Judge Boyd Tonkin said of the winner:

This is a novel to enjoy, to cherish, and to revisit many times. Into its brief span Jenny Erpenbeck packs a century of upheaval, always rooted in the chances and choices of one woman’s life. It is both written and translated with an almost uncanny beauty, which grows not out of historical abstractions but from the shocks and hopes of everyday life, and from our common quest for peace, home and love. Re-reading this jewel of a book, I came to feel as if both W. G. Sebald and Virginia Woolf would recognise a kindred spirit here.

Erpenbeck and translator, Susan Bernofsky were presented with their shared £10,000 Prize at an award ceremony supported by Champagne Taittinger at the Royal Institute of British Architects.


Book Trust has managed the Prize since 2001 and understands how profound and important literary translations and reading can be for people. The previous night shortlisted author Erwin Mortier said: 'Reading saved my life, helped me through a difficult period.
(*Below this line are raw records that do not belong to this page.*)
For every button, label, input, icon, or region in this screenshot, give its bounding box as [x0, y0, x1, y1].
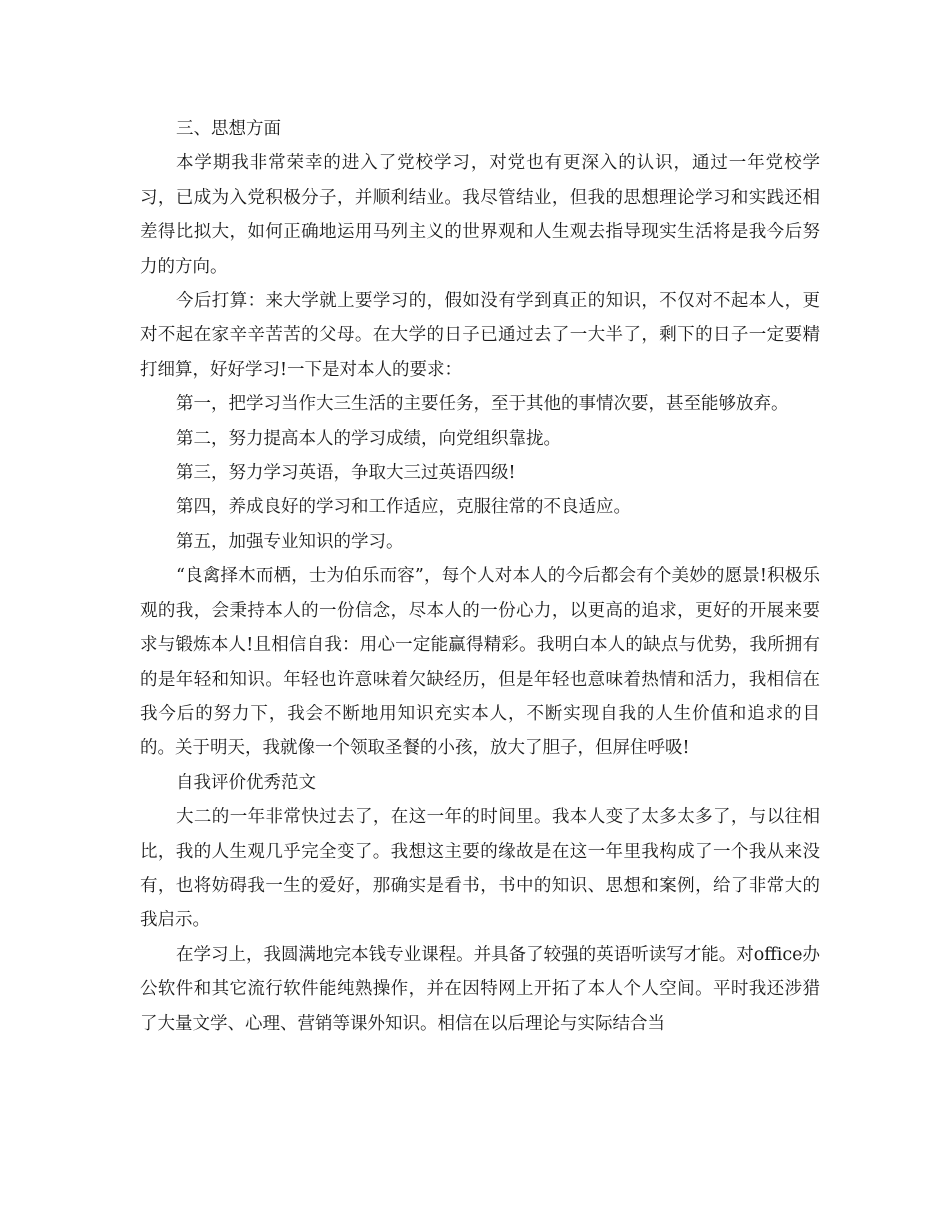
paragraph-study: 在学习上，我圆满地完本钱专业课程。并具备了较强的英语听读写才能。对office办公软件和其它流行软件能纯熟操作，并在因特网上开拓了本人个人空间。平时我还涉猎了大量文学、心理、营销等课外知识。相信在以后理论与实际结合当 — [140, 944, 820, 1034]
list-item-second: 第二，努力提高本人的学习成绩，向党组织靠拢。 — [176, 428, 561, 449]
paragraph-future-plan: 今后打算：来大学就上要学习的，假如没有学到真正的知识，不仅对不起本人，更对不起在家辛辛苦苦的父母。在大学的日子已通过去了一大半了，剩下的日子一定要精打细算，好好学习!一下是对本人的要求： — [140, 291, 820, 380]
list-item-fifth: 第五，加强专业知识的学习。 — [176, 531, 404, 552]
list-item-third: 第三，努力学习英语，争取大三过英语四级! — [176, 463, 516, 484]
list-item-first: 第一，把学习当作大三生活的主要任务，至于其他的事情次要，甚至能够放弃。 — [176, 394, 789, 415]
document-body — [140, 112, 820, 1041]
paragraph-vision: “良禽择木而栖，士为伯乐而容”，每个人对本人的今后都会有个美妙的愿景!积极乐观的我，会秉持本人的一份信念，尽本人的一份心力，以更高的追求，更好的开展来要求与锻炼本人!且相信自我：用心一定能赢得精彩。我明白本人的缺点与优势，我所拥有的是年轻和知识。年轻也许意味着欠缺经历，但是年轻也意味着热情和活力，我相信在我今后的努力下，我会不断地用知识充实本人，不断实现自我的人生价值和追求的目的。关于明天，我就像一个领取圣餐的小孩，放大了胆子，但屏住呼吸! — [140, 566, 820, 759]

I was thrown out of a lot of schools'.


Diana Gerald, Chief Executive at Book Trust, says:

Book Trust is proud to manage the Independent Foreign Fiction Prize, which celebrates the world’s finest fiction and supports our wider commitment to bringing different voices from around the world to both adults and children and alike.

This year the judges also wanted to give a special mention to In the Beginning Was the Sea, the debut novel by Colombian writer Tomás González, translated by Frank Wynne. Based on a true story, the book gives a dramatic and searingly ironic account of the disastrous encounter of the imagined life with reality. Helen Oyeyemi described the book as ‘quietly profound, finely wrought and containing a wave-like motion within its prose’.